Flag Telecom aiming for services with higher margin

Flag Telecom aiming for services with higher margin

The undersea cable business unit of Reliance Communications Ltd, Flag Telecom Group Ltd, plans to increase its revenues from non-bandwidth services to try and improve its operating profit margins through services such as data hosting.

Telecom bandwidth has been the traditional revenue stream for the company and constitutes about 50% of total sales. However, the business has a lower operating profit margin of 12-15%, whereas network services and value-added offerings, such as managed network services, have margins of at least 30%.

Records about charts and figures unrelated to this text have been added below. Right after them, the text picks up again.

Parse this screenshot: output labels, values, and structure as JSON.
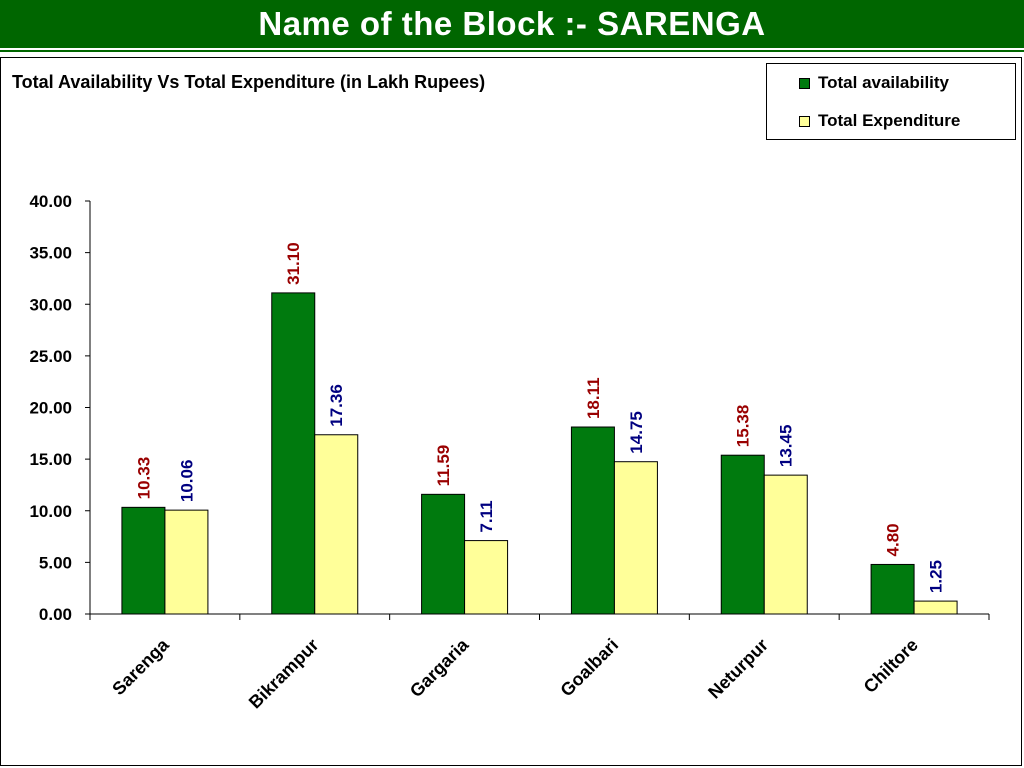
{
  "page": {
    "title": "Name of the Block :- SARENGA"
  },
  "colors": {
    "header_bg": "#006600",
    "availability": "#007A0E",
    "expenditure": "#FFFF99",
    "availability_label": "#990000",
    "expenditure_label": "#000080"
  },
  "chart_data": {
    "type": "bar",
    "title": "Total Availability Vs Total Expenditure (in Lakh Rupees)",
    "categories": [
      "Sarenga",
      "Bikrampur",
      "Gargaria",
      "Goalbari",
      "Neturpur",
      "Chiltore"
    ],
    "series": [
      {
        "name": "Total availability",
        "values": [
          10.33,
          31.1,
          11.59,
          18.11,
          15.38,
          4.8
        ]
      },
      {
        "name": "Total Expenditure",
        "values": [
          10.06,
          17.36,
          7.11,
          14.75,
          13.45,
          1.25
        ]
      }
    ],
    "y_ticks": [
      "0.00",
      "5.00",
      "10.00",
      "15.00",
      "20.00",
      "25.00",
      "30.00",
      "35.00",
      "40.00"
    ],
    "ylim": [
      0,
      40
    ],
    "legend_position": "top-right",
    "grid": false
  }
}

Managed network services involve running company networks and associated applications across multiple locations rather than just provide the bandwidth.

Closely-held Flag does not disclose financial results. Reliance, which acquired Flag in 2003, clubs all international revenues without breaking out the cable firm’s results.

“Capacity (bandwidth) services with the new wave of next generation network will be a big push for next two to three years," said Jarrett Appleby, chief strategy and marketing officer of Flag in a recent phone interview. “But real focus would be on connectivity and managed services suite; bulk of our growth investments will be going for that."

The company aims to have an equal revenue contribution from bandwidth services, network services and managed services in two years Flag, which has 65,000km of undersea cable, plans to add 50,000km of optic cable to its network by 2010 with capital expenditure of $1.5 billion (Rs5,925 crore). The firm had earlier planned an initial public offering (IPO) in 2007 but the plan was postponed after a recent acquisition. “The formalities of Yipes acquisition will be over this week; and we will be bringing the IPO some time next year," said Punit Garg, president of the firm.